İnsan, aklını, Allâh’ın kâinâttaki ilâhî sanatını ve kudret akışlarını farketmeye medâr olan “hayret” ve “hayranlık” duygusu yolunda kullanırsa, hem “imân-ı kâmil” sahibi olur ve hem de bu hayret ve hayranlık sebebiyle aklının kifâyetsizliğini daha berrak bir sûrette müşâhede eder.
Lâkin, bu hayranlıkta mutlak bir istiğrak hâline gelenler, beşerî hayat için zarûrî olan “temkin”i ellerinden kaçırdıkları için meczûb olurlar. Bu ise, hayret ve hayranlığın muazzam füyûzât ve bereketine rağmen merduttur. Çünkü beşerî hayatın normal îcabları için bir zaaf sebebi teşkil eder. Bundan dolayıdır ki, dinde “meczûb” (sâlik-i meczûb) olmak yerine “câzib” (meczûb-ı sâlik) olmak, şâyân-ı tercih ve matlûbdur. Câzib de hayret ve hayranlığa dalmış, “Allâh, kuluna kâfîdir” hükmüne ulaşmış ve fakat bununla beraber temkinini de muhafaza edebilmiştir. Mevlânâ’nın tervic eylediği aşk ve istiğrak, hiç şüphesiz böyle temkinle zarflandırılmış bir muhtevadaki aşk ve istiğraktır.
Mesnevî: “Nefsini alçak gören kişiye, ne mutlu!.. Dağ gibi kendini üstün gören kişinin de vay hâline.”
“Şunu iyi bil ki, bu kibir, ululanma, kendini herkesten üstün görme hâli, öldürücü bir zehirdir. Ahmaklar, bu zehirli şarabı içerek sarhoş olurlar.” (c.4, 2746-2747)

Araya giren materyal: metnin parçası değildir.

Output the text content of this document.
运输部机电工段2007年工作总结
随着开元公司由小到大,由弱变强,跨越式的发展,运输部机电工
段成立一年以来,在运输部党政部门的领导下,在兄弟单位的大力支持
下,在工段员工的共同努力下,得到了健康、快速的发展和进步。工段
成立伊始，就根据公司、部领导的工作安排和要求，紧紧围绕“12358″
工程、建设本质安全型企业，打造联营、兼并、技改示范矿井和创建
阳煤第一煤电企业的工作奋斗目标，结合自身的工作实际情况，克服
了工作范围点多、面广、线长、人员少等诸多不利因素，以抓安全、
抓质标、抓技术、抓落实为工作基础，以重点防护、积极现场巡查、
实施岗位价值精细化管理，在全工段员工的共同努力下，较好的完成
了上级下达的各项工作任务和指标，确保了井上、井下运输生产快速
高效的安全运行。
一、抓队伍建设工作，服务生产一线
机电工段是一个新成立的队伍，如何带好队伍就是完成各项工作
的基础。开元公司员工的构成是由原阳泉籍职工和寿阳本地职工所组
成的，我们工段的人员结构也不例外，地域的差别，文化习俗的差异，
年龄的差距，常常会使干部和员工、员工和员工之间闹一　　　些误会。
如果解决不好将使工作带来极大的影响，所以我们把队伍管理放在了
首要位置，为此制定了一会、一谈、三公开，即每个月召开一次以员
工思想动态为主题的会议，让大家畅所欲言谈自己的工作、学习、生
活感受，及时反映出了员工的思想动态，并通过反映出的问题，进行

Bir mü’minin, bir çok beşerî meziyetlere sahip olmasına rağmen nefsini kifayetsiz telakkî ederek tevâzû tacı ile taçlanması gerekir ki, olgunluk yolunda ilerleme nasib ve lutfuna mâlik olsun. Zirâ kendini mükemmel kabul edenler, eksiklerini düzeltmeye yönelmezler. Çünkü o eksikliklerin varlığını kabul etmezler. Bu, ancak o eksiklikleri idrak edip kendini böbürlenmekten koruyabilenlerin işidir. Bundan dolayıdır ki, hadîs-i şerîfte:
“Kim Allâh Teâlâ’nın rızâsı için bir derece tevâzû gösterirse, bu sebeple Allâh onu bir derece yükseltir. Kim de Allâh’a karşı bir derece kibir gösterirse, Allâh da onu bu sebeple bir derece alçaltır, netîcede onu esfel-i sâfilîne (aşağıların aşağısına) atar.” (İbn-i Mâce, Zühd, 16) buyrulmuştur.

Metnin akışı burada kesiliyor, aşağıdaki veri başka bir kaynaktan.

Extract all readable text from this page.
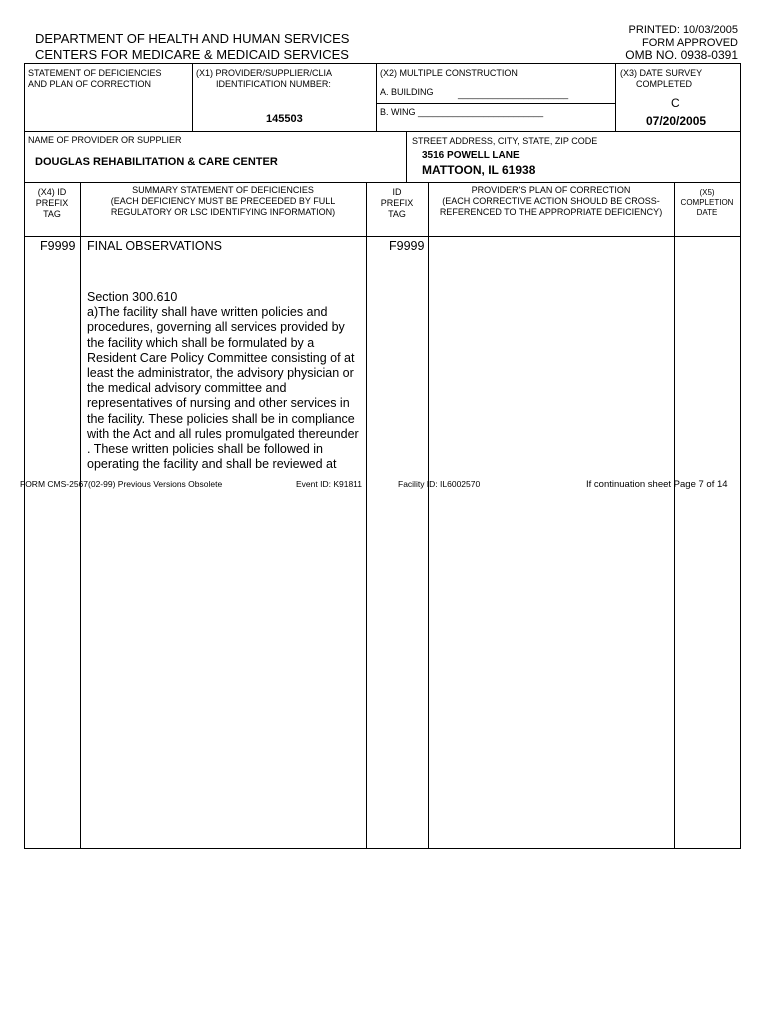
DEPARTMENT OF HEALTH AND HUMAN SERVICES
CENTERS FOR MEDICARE & MEDICAID SERVICES
PRINTED: 10/03/2005
FORM APPROVED
OMB NO. 0938-0391
STATEMENT OF DEFICIENCIES
AND PLAN OF CORRECTION
(X1) PROVIDER/SUPPLIER/CLIA
IDENTIFICATION NUMBER:
145503
(X2) MULTIPLE CONSTRUCTION
A. BUILDING	______________________
B. WING _________________________
(X3) DATE SURVEY
COMPLETED
C
07/20/2005
NAME OF PROVIDER OR SUPPLIER
DOUGLAS REHABILITATION & CARE CENTER
STREET ADDRESS, CITY, STATE, ZIP CODE
3516 POWELL LANE
MATTOON, IL 61938
(X4) ID
PREFIX
TAG
SUMMARY STATEMENT OF DEFICIENCIES
(EACH DEFICIENCY MUST BE PRECEEDED BY FULL
REGULATORY OR LSC IDENTIFYING INFORMATION)
ID
PREFIX
TAG
PROVIDER'S PLAN OF CORRECTION
(EACH CORRECTIVE ACTION SHOULD BE CROSS-
REFERENCED TO THE APPROPRIATE DEFICIENCY)
(X5)
COMPLETION
DATE
F9999 FINAL OBSERVATIONS	F9999
Section 300.610
a)The facility shall have written policies and
procedures, governing all services provided by
the facility which shall be formulated by a
Resident Care Policy Committee consisting of at
least the administrator, the advisory physician or
the medical advisory committee and
representatives of nursing and other services in
the facility. These policies shall be in compliance
with the Act and all rules promulgated thereunder
. These written policies shall be followed in
operating the facility and shall be reviewed at
FORM CMS-2567(02-99) Previous Versions Obsolete	Event ID: K91811	Facility ID: IL6002570	If continuation sheet Page 7 of 14
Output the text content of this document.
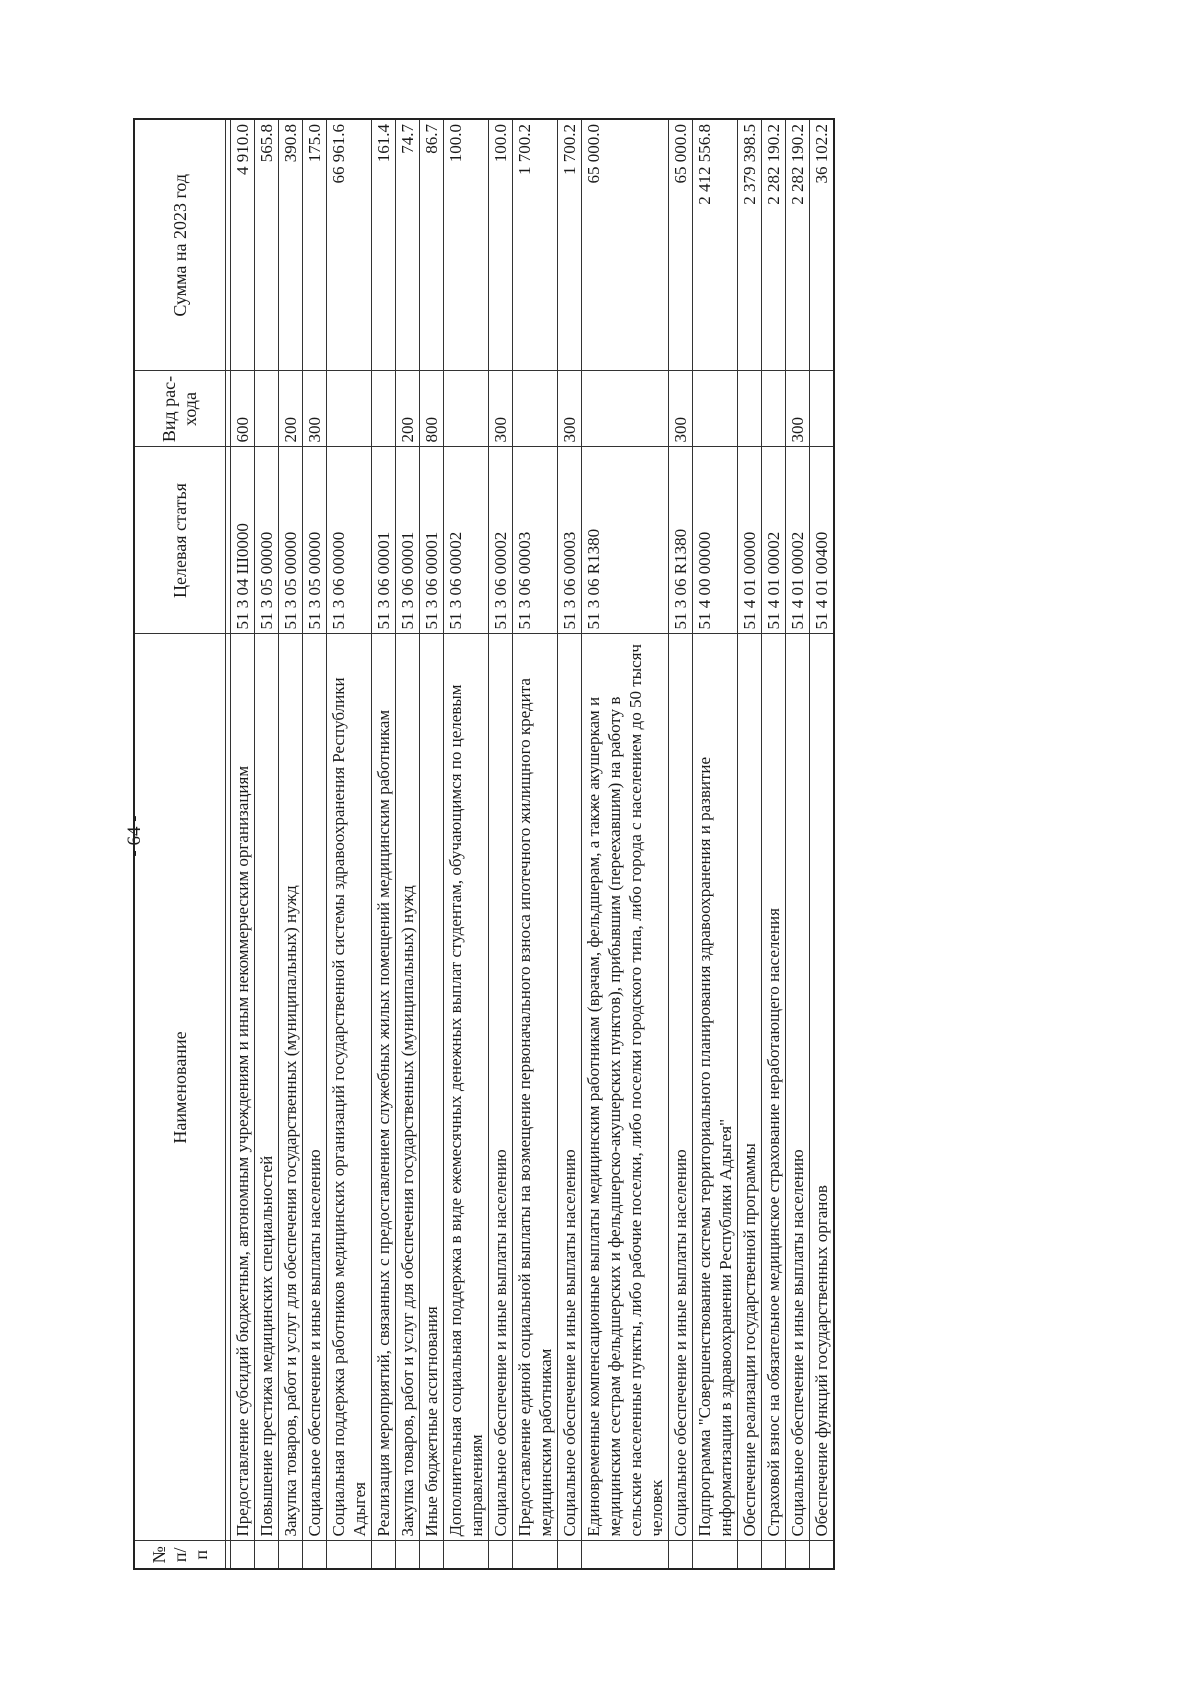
- 64 -
№ п/п	Наименование	Целевая статья	Вид рас-хода	Сумма на 2023 год

	Предоставление субсидий бюджетным, автономным учреждениям и иным некоммерческим организациям	51 3 04 Ш0000	600	4 910.0
	Повышение престижа медицинских специальностей	51 3 05 00000		565.8
	Закупка товаров, работ и услуг для обеспечения государственных (муниципальных) нужд	51 3 05 00000	200	390.8
	Социальное обеспечение и иные выплаты населению	51 3 05 00000	300	175.0
	Социальная поддержка работников медицинских организаций государственной системы здравоохранения Республики Адыгея	51 3 06 00000		66 961.6
	Реализация мероприятий, связанных с предоставлением служебных жилых помещений медицинским работникам	51 3 06 00001		161.4
	Закупка товаров, работ и услуг для обеспечения государственных (муниципальных) нужд	51 3 06 00001	200	74.7
	Иные бюджетные ассигнования	51 3 06 00001	800	86.7
	Дополнительная социальная поддержка в виде ежемесячных денежных выплат студентам, обучающимся по целевым направлениям	51 3 06 00002		100.0
	Социальное обеспечение и иные выплаты населению	51 3 06 00002	300	100.0
	Предоставление единой социальной выплаты на возмещение первоначального взноса ипотечного жилищного кредита медицинским работникам	51 3 06 00003		1 700.2
	Социальное обеспечение и иные выплаты населению	51 3 06 00003	300	1 700.2
	Единовременные компенсационные выплаты медицинским работникам (врачам, фельдшерам, а также акушеркам и медицинским сестрам фельдшерских и фельдшерско-акушерских пунктов), прибывшим (переехавшим) на работу в сельские населенные пункты, либо рабочие поселки, либо поселки городского типа, либо города с населением до 50 тысяч человек	51 3 06 R1380		65 000.0
	Социальное обеспечение и иные выплаты населению	51 3 06 R1380	300	65 000.0
	Подпрограмма "Совершенствование системы территориального планирования здравоохранения и развитие информатизации в здравоохранении Республики Адыгея"	51 4 00 00000		2 412 556.8
	Обеспечение реализации государственной программы	51 4 01 00000		2 379 398.5
	Страховой взнос на обязательное медицинское страхование неработающего населения	51 4 01 00002		2 282 190.2
	Социальное обеспечение и иные выплаты населению	51 4 01 00002	300	2 282 190.2
	Обеспечение функций государственных органов	51 4 01 00400		36 102.2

Âyet-i kerîmede, Allâh’ın medhettiği mütevâzî kullar şöyle tarif edilmektedir:
“Rahmân’ın kulları ki, yeryüzünde vakar ve tevâzû ile yürürler, câhiller kendilerine (hoşa gitmeyecek) lâflar attığı zaman, «Selâm!» derler (geçerler).” (el-Furkân, 63)
Diğer âyet-i kerîmelerde ise, insanın kibir ve böbürlenmekten vazgeçmesi emredilmekte ve şöyle buyurulmaktadır:
“Yeryüzünde böbürlenerek dolaşma!.. Çünkü sen (ağırlık ve azametinle) ne yeri yarabilir, ne de dağlarla ululuk yarışına girebilirsin!” (el-İsrâ, 37)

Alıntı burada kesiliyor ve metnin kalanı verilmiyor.